A decadência gradual do Rock in Rio é o retrato melancólico de como a grande indústria do entretenimento transformou um dos maiores ritos de rebeldia geracional da América Latina em um gigantesco shopping center a céu aberto, onde o consumo de fast-food e a busca por selfies superam absolutamente qualquer urgência artística.


Para entender a gravidade dessa queda vertiginosa, basta olhar para o retrovisor histórico e lembrar da edição inaugural de 1985. Naquela época, a Cidade do Rock erguida em Jacarepaguá era um manifesto real de lama, suor, tensão política e guitarras ensurdecedoras.
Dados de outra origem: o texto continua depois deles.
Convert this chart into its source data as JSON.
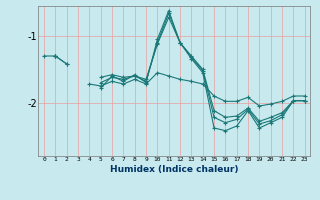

O festival nasceu genuinamente roqueiro, unindo multidões famintas por contracultura e liberdade contra os estertores finais de um país que redescobria a democracia ao som visceral de AC/DC, Queen, Iron Maiden, Ozzy Osbourne e Scorpions. Era um acontecimento sobre a urgência da música e a catarse coletiva, onde a poeira grudada na pele significava que você estava testemunhando a história acontecer diante dos seus olhos, sem filtros ou grades corporativas intransponíveis.


O contraste com o evento de hoje em dia é gritante e doloroso para quem respeita a história do rock. O festival perdeu totalmente a sua alma ao adotar uma curadoria insossa e previsível de "Sessão da Tarde", escancarando suas portas para uma vitrine pop pasteurizada, repetições exaustivas de atrações e escalações desconexas que parecem ignorar o próprio nome cravado no letreiro. Ver palcos principais dominados por fenômeros descartáveis de K-pop, artistas de TikTok e pela presença onipresente e repetitiva de Ivete Sangalo — que acumula tantas edições no currículo que já virou quase um móvel inventariado da casa — escancara a capitulação total da curadoria. O imponente Palco Mundo transformou-se em um caldeirão morno de hits instantâneos de streaming, onde o público se espreme mais para garantir vídeos verticais para as redes sociais do que para celebrar a energia crua e transformadora do gênero.


Essa descaracterização se aprofunda ainda mais quando analisamos a curadoria de atrações nacionais e internacionais das últimas edições, que frequentemente relegam bandas de rock autênticas a horários marginais ou palcos secundários menores, enquanto o horário nobre é entregue a produtos fonográficos totalmente desconectados da contracultura. A inclusão mecânica de artistas pop ultra-comerciais e DJs genéricos de EDM só reforça que o critério de seleção deixou de ser musical e passou a ser puramente estatístico, focado em métricas de engajamento digital e patrocínios cruzados.


Para piorar o cenário, a experiência do público pagante despencou ladeira abaixo com a mercantilização extrema do espaço físico. Com ingressos a preços elitizados que excluem a verdadeira juventude operária e roqueira, o evento promoveu a vergonhosa "camarotização" generalizada do gramado, loteando as melhores áreas para marqueteiros, influenciadores digitais e celebridades que assistem aos shows de costas para o palco. Dezenas de ativações de marcas gigantescas, rodas-gigantes corporativas e praças de alimentação gourmetizadas engoliram o espaço físico e simbólico da arte. O Rock in Rio deixou de ser um acontecimento de contracultura para se transformar em uma feira de negócios burocrática, onde o bom gosto passou longe e o "rock" sobrevive apenas como um termo nostálgico, oco e cínico estampado em um logotipo que já esqueceu quem ele realmente foi.